SknServices source is available on Github as an online demo
Source Dir
app/
├── assets
├── controllers
│ ├── application_controller.rb
│ ├── pages_controller.rb
│ └── profiles_controller.rb
├── helpers
│ └── application_helper.rb
├── strategy
│ ├── domains
│ │ ├── access_profile_domain.rb
│ │ ├── content_profile_domain.rb
│ │ └── domains_base.rb
│ ├── page_actions_builder.rb
│ ├── processors
│ │ ├── file_system_processor.rb
│ │ ├── inline_values_processor.rb
│ │ └── processor_base.rb
│ ├── providers
│ │ ├── db_profile_provider.rb
│ │ ├── providers_base.rb
│ │ └── xml_profile_provider.rb
│ ├── registry
│ │ ├── registry_base.rb
│ │ └── registry_methods.rb
│ ├── services
│ │ ├── access_service.rb
│ │ ├── content_service.rb
│ │ └── service_registry.rb
│ └── utility
└── views
Spec Dir
spec/
├── rails_helper.rb
├── spec_helper.rb
├── strategy
│ ├── domains
│ │ └── content_profile_domain_spec.rb
│ ├── page_actions_builder_spec.rb
│ ├── processors
│ │ ├── file_system_processor_spec.rb
│ │ └── inline_values_adapter_spec.rb
│ ├── providers
│ │ ├── db_profile_provider_spec.rb
│ │ └── xml_profile_provider_spec.rb
│ ├── services
│ │ ├── access_service_spec.rb
│ │ └── content_service_spec.rb
│ └── utility
└── support
└── service_registry_mock_controller.rb
ServiceRegistry implementation details coming in next article. Until then your comments are welcome.
Update: 2017-09-22
After several discussions on the ServiceDomain Classes, I’m thinking of ways to enhance this position. Since SDs manage the generation of a valid response to a particular controller entry-point into our business logic, I think they can support the role of UseCase Interactor. Where a UseCase Interactor is responsible for orchestrating the flow of task steps for a classical use case, associated with a business process.

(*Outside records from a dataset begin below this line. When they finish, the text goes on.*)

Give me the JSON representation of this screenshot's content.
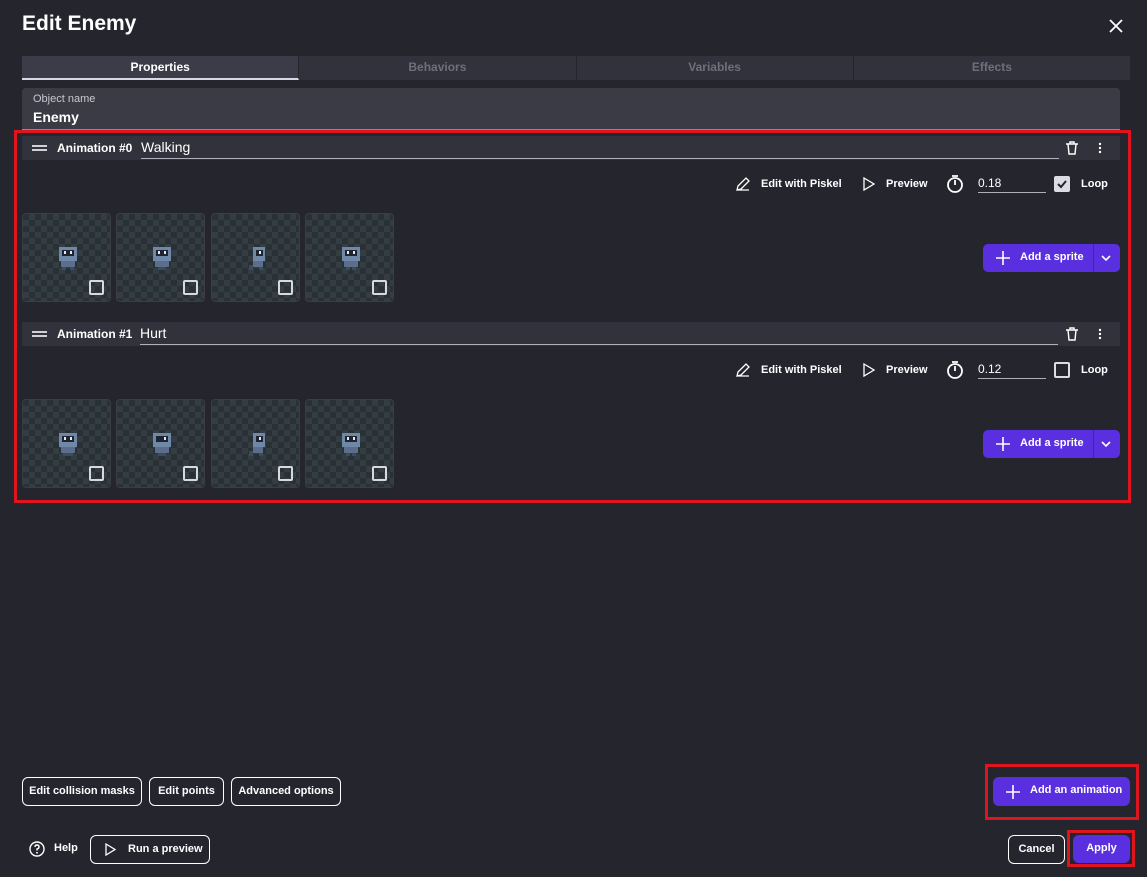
{
  "dialog": {
    "title": "Edit Enemy"
  },
  "tabs": [
    {
      "label": "Properties",
      "active": true
    },
    {
      "label": "Behaviors",
      "active": false
    },
    {
      "label": "Variables",
      "active": false
    },
    {
      "label": "Effects",
      "active": false
    }
  ],
  "object_name": {
    "label": "Object name",
    "value": "Enemy"
  },
  "animations": [
    {
      "label": "Animation #0",
      "name": "Walking",
      "edit_label": "Edit with Piskel",
      "preview_label": "Preview",
      "timer_value": "0.18",
      "loop_label": "Loop",
      "loop_checked": true,
      "add_sprite_label": "Add a sprite"
    },
    {
      "label": "Animation #1",
      "name": "Hurt",
      "edit_label": "Edit with Piskel",
      "preview_label": "Preview",
      "timer_value": "0.12",
      "loop_label": "Loop",
      "loop_checked": false,
      "add_sprite_label": "Add a sprite"
    }
  ],
  "footer": {
    "edit_collision_masks": "Edit collision masks",
    "edit_points": "Edit points",
    "advanced_options": "Advanced options",
    "add_animation": "Add an animation",
    "help": "Help",
    "run_preview": "Run a preview",
    "cancel": "Cancel",
    "apply": "Apply"
  },
  "colors": {
    "background": "#25252e",
    "accent": "#5a2fe0",
    "highlight": "#e0141e"
  }
}
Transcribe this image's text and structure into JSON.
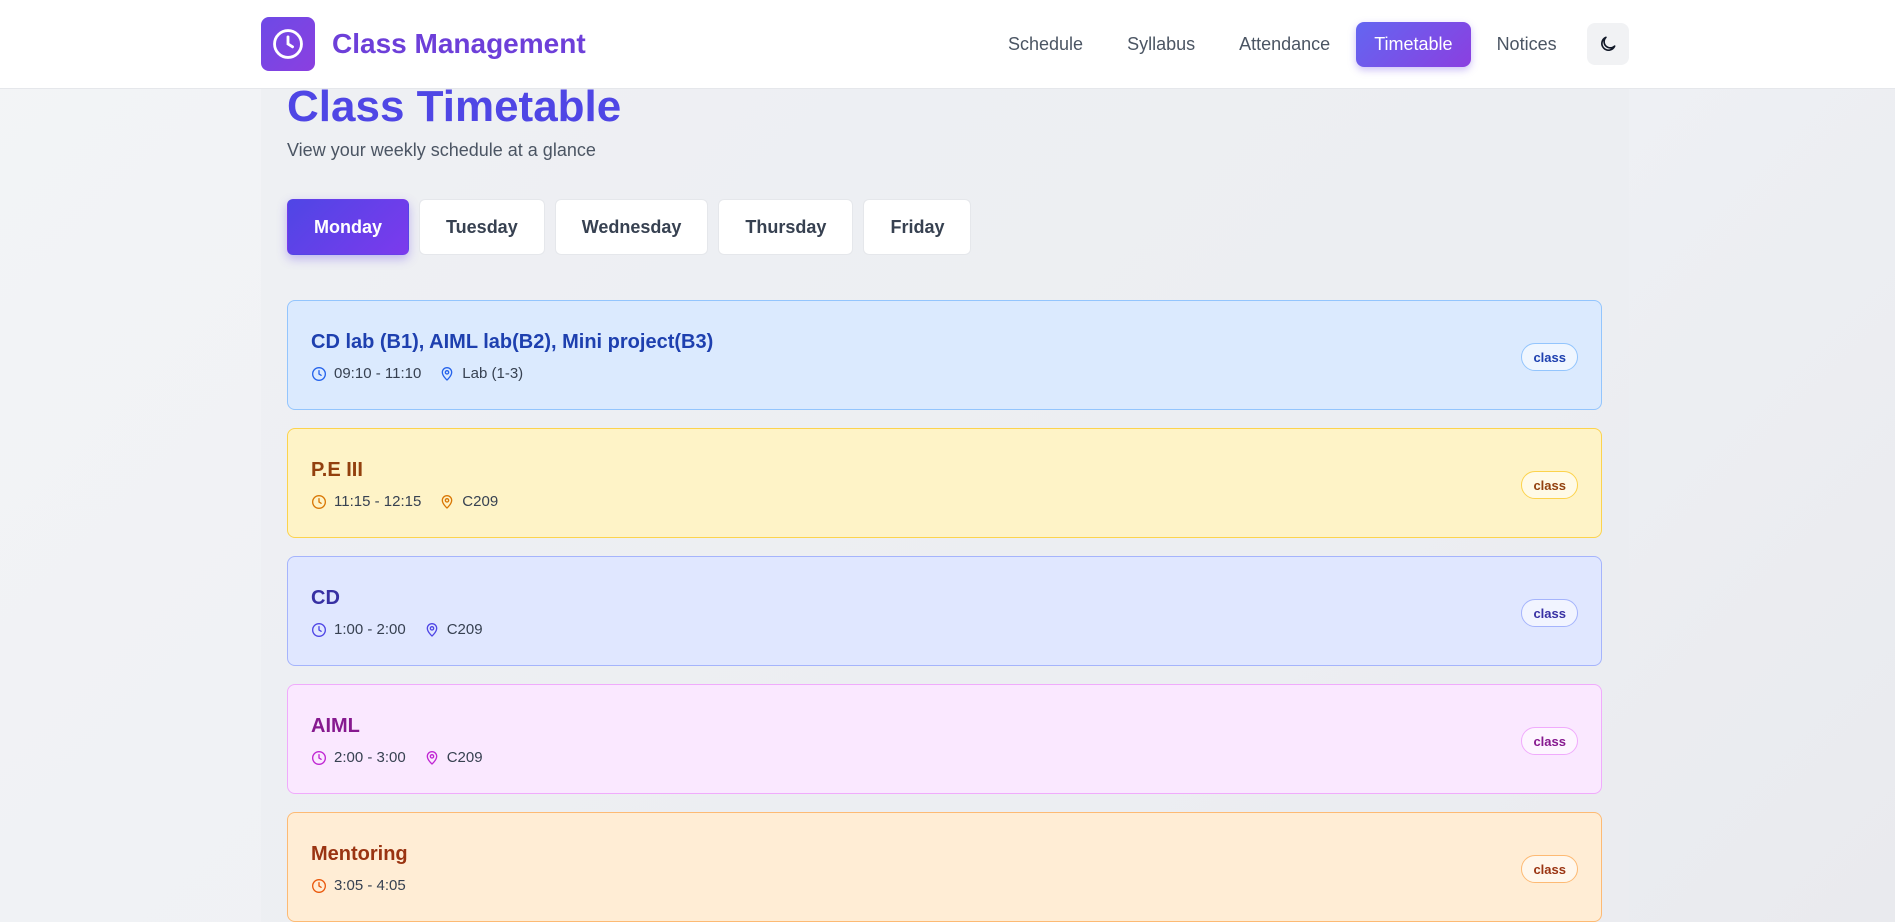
{
  "app": {
    "brand": "Class Management"
  },
  "nav": {
    "items": [
      {
        "label": "Schedule"
      },
      {
        "label": "Syllabus"
      },
      {
        "label": "Attendance"
      },
      {
        "label": "Timetable",
        "active": true
      },
      {
        "label": "Notices"
      }
    ],
    "theme_toggle_icon": "moon-icon"
  },
  "page": {
    "title": "Class Timetable",
    "subtitle": "View your weekly schedule at a glance"
  },
  "days": [
    {
      "label": "Monday",
      "active": true
    },
    {
      "label": "Tuesday"
    },
    {
      "label": "Wednesday"
    },
    {
      "label": "Thursday"
    },
    {
      "label": "Friday"
    }
  ],
  "classes": [
    {
      "title": "CD lab (B1), AIML lab(B2), Mini project(B3)",
      "time": "09:10 - 11:10",
      "location": "Lab (1-3)",
      "badge": "class",
      "bg": "#dbeafe",
      "border": "#93c5fd",
      "accent": "#1e40af",
      "icon": "#2563eb"
    },
    {
      "title": "P.E III",
      "time": "11:15 - 12:15",
      "location": "C209",
      "badge": "class",
      "bg": "#fef3c7",
      "border": "#fcd34d",
      "accent": "#92400e",
      "icon": "#d97706"
    },
    {
      "title": "CD",
      "time": "1:00 - 2:00",
      "location": "C209",
      "badge": "class",
      "bg": "#e0e7ff",
      "border": "#a5b4fc",
      "accent": "#3730a3",
      "icon": "#4f46e5"
    },
    {
      "title": "AIML",
      "time": "2:00 - 3:00",
      "location": "C209",
      "badge": "class",
      "bg": "#fae8ff",
      "border": "#f0abfc",
      "accent": "#86198f",
      "icon": "#c026d3"
    },
    {
      "title": "Mentoring",
      "time": "3:05 - 4:05",
      "location": "",
      "badge": "class",
      "bg": "#ffedd5",
      "border": "#fdba74",
      "accent": "#9a3412",
      "icon": "#ea580c"
    }
  ]
}
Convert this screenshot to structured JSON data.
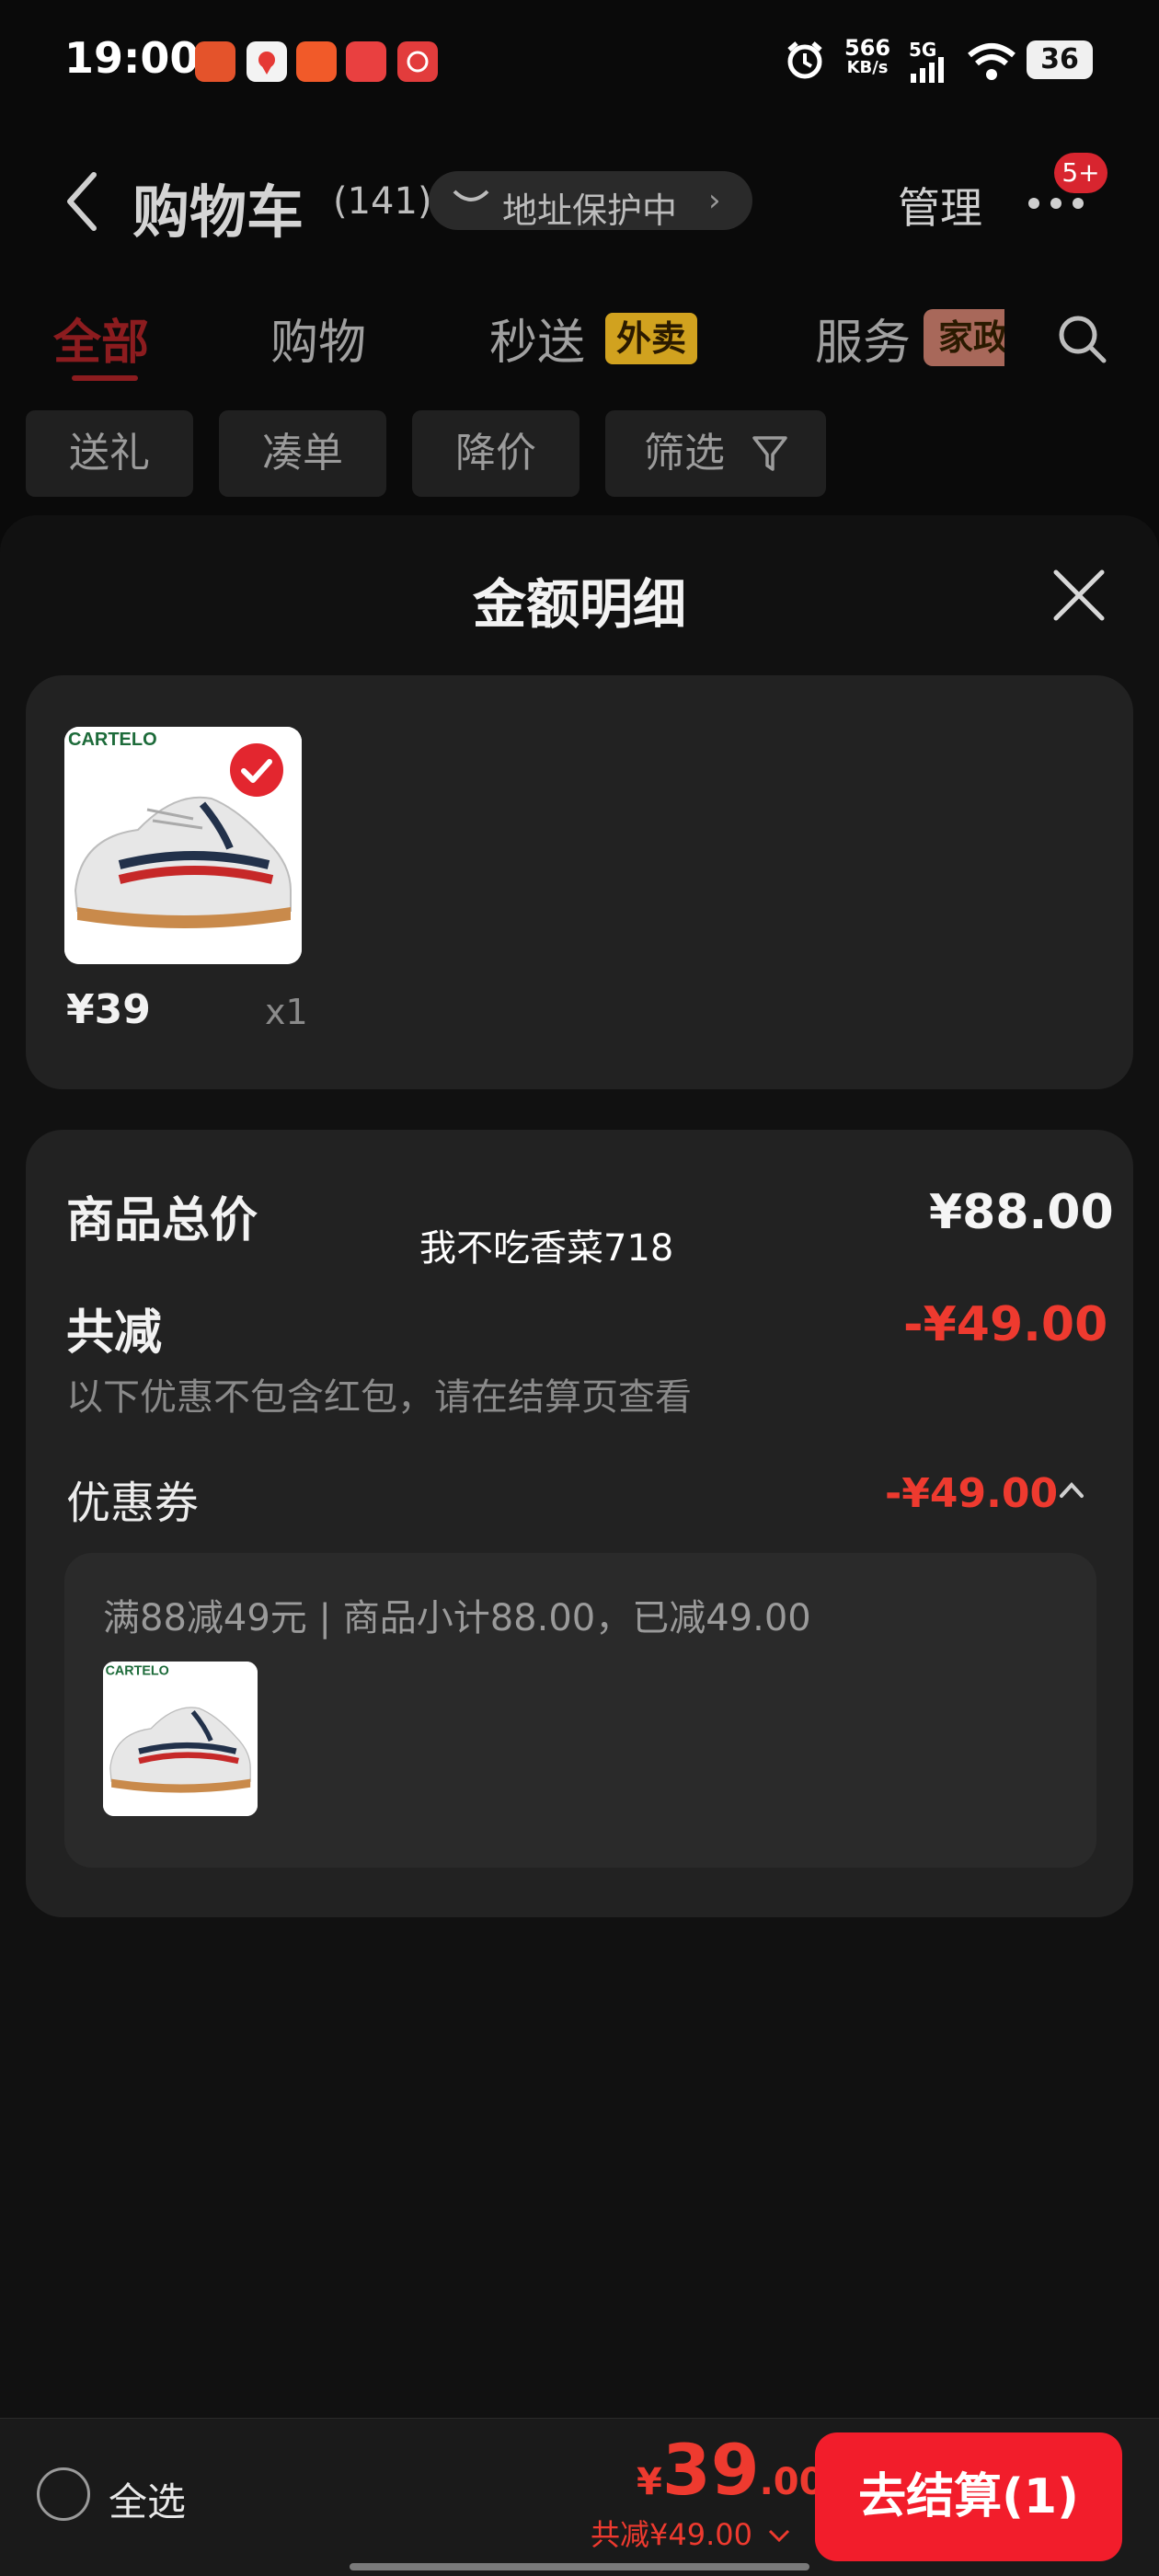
{
  "status_bar": {
    "time": "19:00",
    "net_speed": "566",
    "net_unit": "KB/s",
    "signal": "5G",
    "battery": "36",
    "app_icons": [
      "app-icon-red",
      "app-icon-map",
      "app-icon-orange",
      "app-icon-game",
      "app-icon-star"
    ]
  },
  "header": {
    "title": "购物车",
    "count": "(141)",
    "address_protect": "地址保护中",
    "manage": "管理",
    "badge": "5+"
  },
  "tabs": [
    {
      "label": "全部"
    },
    {
      "label": "购物"
    },
    {
      "label": "秒送",
      "tag": "外卖"
    },
    {
      "label": "服务",
      "tag": "家政"
    }
  ],
  "chips": [
    {
      "label": "送礼"
    },
    {
      "label": "凑单"
    },
    {
      "label": "降价"
    },
    {
      "label": "筛选"
    }
  ],
  "sheet": {
    "title": "金额明细",
    "item": {
      "brand": "CARTELO",
      "price": "¥39",
      "qty": "x1"
    },
    "total_label": "商品总价",
    "total_value": "¥88.00",
    "watermark": "我不吃香菜718",
    "discount_label": "共减",
    "discount_value": "-¥49.00",
    "discount_note": "以下优惠不包含红包，请在结算页查看",
    "coupon_label": "优惠券",
    "coupon_value": "-¥49.00",
    "coupon_detail": "满88减49元 | 商品小计88.00，已减49.00"
  },
  "bottom": {
    "select_all": "全选",
    "yen": "¥",
    "total_int": "39",
    "total_dec": ".00",
    "saved": "共减¥49.00",
    "checkout": "去结算(1)"
  },
  "colors": {
    "accent_red": "#ee3a2f",
    "button_red": "#f21d2b",
    "tab_active": "#8c1c1f",
    "tag_gold": "#d1a21f"
  }
}
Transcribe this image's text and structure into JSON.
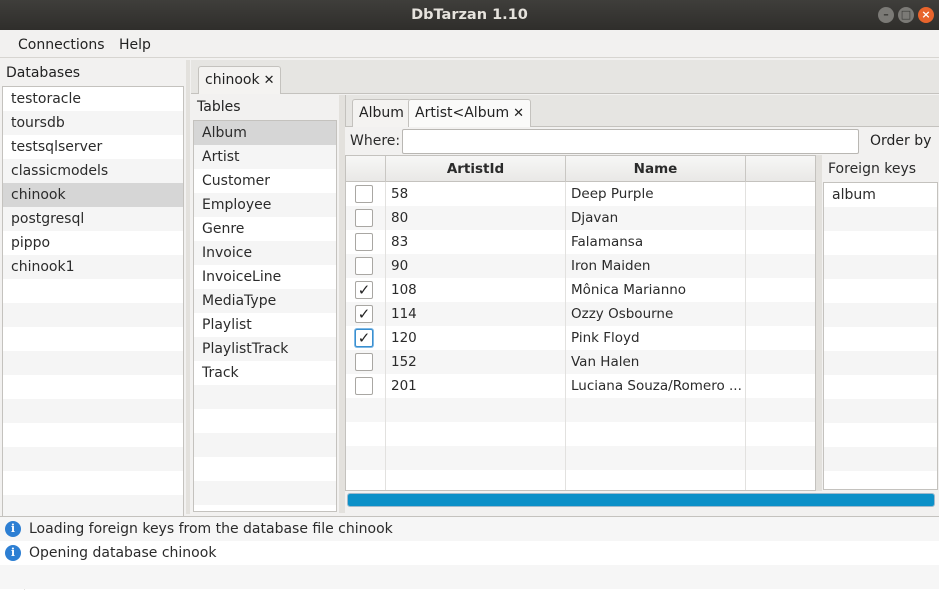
{
  "window": {
    "title": "DbTarzan 1.10",
    "minimize_glyph": "–",
    "maximize_glyph": "□",
    "close_glyph": "×"
  },
  "menubar": {
    "items": [
      "Connections",
      "Help"
    ]
  },
  "databases": {
    "title": "Databases",
    "items": [
      "testoracle",
      "toursdb",
      "testsqlserver",
      "classicmodels",
      "chinook",
      "postgresql",
      "pippo",
      "chinook1"
    ],
    "selected": "chinook"
  },
  "main_tabs": [
    {
      "label": "chinook",
      "close": "✕"
    }
  ],
  "tables": {
    "title": "Tables",
    "items": [
      "Album",
      "Artist",
      "Customer",
      "Employee",
      "Genre",
      "Invoice",
      "InvoiceLine",
      "MediaType",
      "Playlist",
      "PlaylistTrack",
      "Track"
    ],
    "selected": "Album"
  },
  "inner_tabs": [
    {
      "label": "Album",
      "close": ""
    },
    {
      "label": "Artist<Album",
      "close": "✕"
    }
  ],
  "filter": {
    "where_label": "Where:",
    "where_value": "",
    "order_by_label": "Order by"
  },
  "grid": {
    "columns": [
      "",
      "ArtistId",
      "Name"
    ],
    "rows": [
      {
        "checked": false,
        "id": "58",
        "name": "Deep Purple"
      },
      {
        "checked": false,
        "id": "80",
        "name": "Djavan"
      },
      {
        "checked": false,
        "id": "83",
        "name": "Falamansa"
      },
      {
        "checked": false,
        "id": "90",
        "name": "Iron Maiden"
      },
      {
        "checked": true,
        "id": "108",
        "name": "Mônica Marianno"
      },
      {
        "checked": true,
        "id": "114",
        "name": "Ozzy Osbourne"
      },
      {
        "checked": true,
        "id": "120",
        "name": "Pink Floyd"
      },
      {
        "checked": false,
        "id": "152",
        "name": "Van Halen"
      },
      {
        "checked": false,
        "id": "201",
        "name": "Luciana Souza/Romero ..."
      }
    ],
    "check_glyph": "✓"
  },
  "foreign_keys": {
    "title": "Foreign keys",
    "items": [
      "album"
    ]
  },
  "progress": {
    "value": 1.0,
    "color": "#0c90c8"
  },
  "log": {
    "icon": "i",
    "entries": [
      "Loading foreign keys from the database file chinook",
      "Opening database chinook"
    ]
  }
}
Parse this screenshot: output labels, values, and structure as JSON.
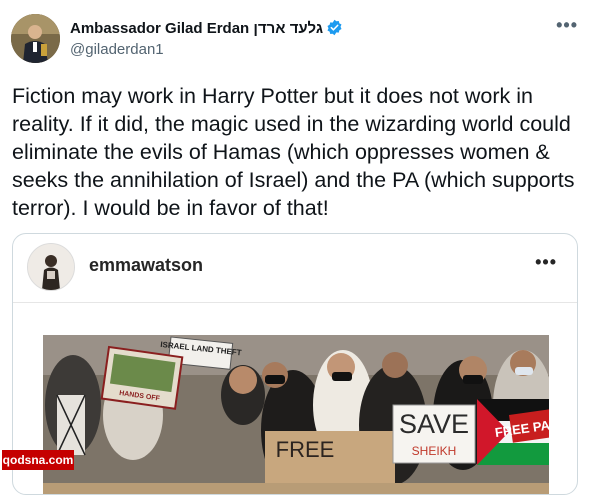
{
  "tweet": {
    "author_name": "Ambassador Gilad Erdan גלעד ארדן",
    "handle": "@giladerdan1",
    "text": "Fiction may work in Harry Potter but it does not work in reality. If it did, the magic used in the wizarding world could eliminate the evils of Hamas (which oppresses women & seeks the annihilation of Israel) and the PA (which supports terror). I would be in favor of that!",
    "more_label": "•••"
  },
  "quoted_post": {
    "username": "emmawatson",
    "more_label": "•••",
    "photo_signs": {
      "israel_sign": "ISRAEL LAND THEFT",
      "hands_off": "HANDS OFF",
      "free": "FREE",
      "save": "SAVE",
      "save_sub": "SHEIKH",
      "free_pales": "FREE PALES"
    }
  },
  "watermark": "qodsna.com",
  "colors": {
    "verified": "#1d9bf0",
    "watermark_bg": "#c50000",
    "text": "#0f1419",
    "secondary": "#536471"
  },
  "icons": [
    "verified-badge-icon",
    "more-options-icon"
  ]
}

A UseCase would be expected to have multiple entry-points, which fits the original model of ServiceDomain classes. The subtle difference being a ServiceDomain should adhere to the single-responsibility-principal SRP, a UseCase class would not have that expectation. Additionally, this would be included as a framework/strategy container and potentially help clarify the overall methodology.
While many of the tenants of other architectures are present in the SknStrategy, I’m not trying to duplicate them in any way. I’ve simple taken from my own experiences, strongly influenced the others, and built something that works for me and makes sense for what I’m trying to achieve.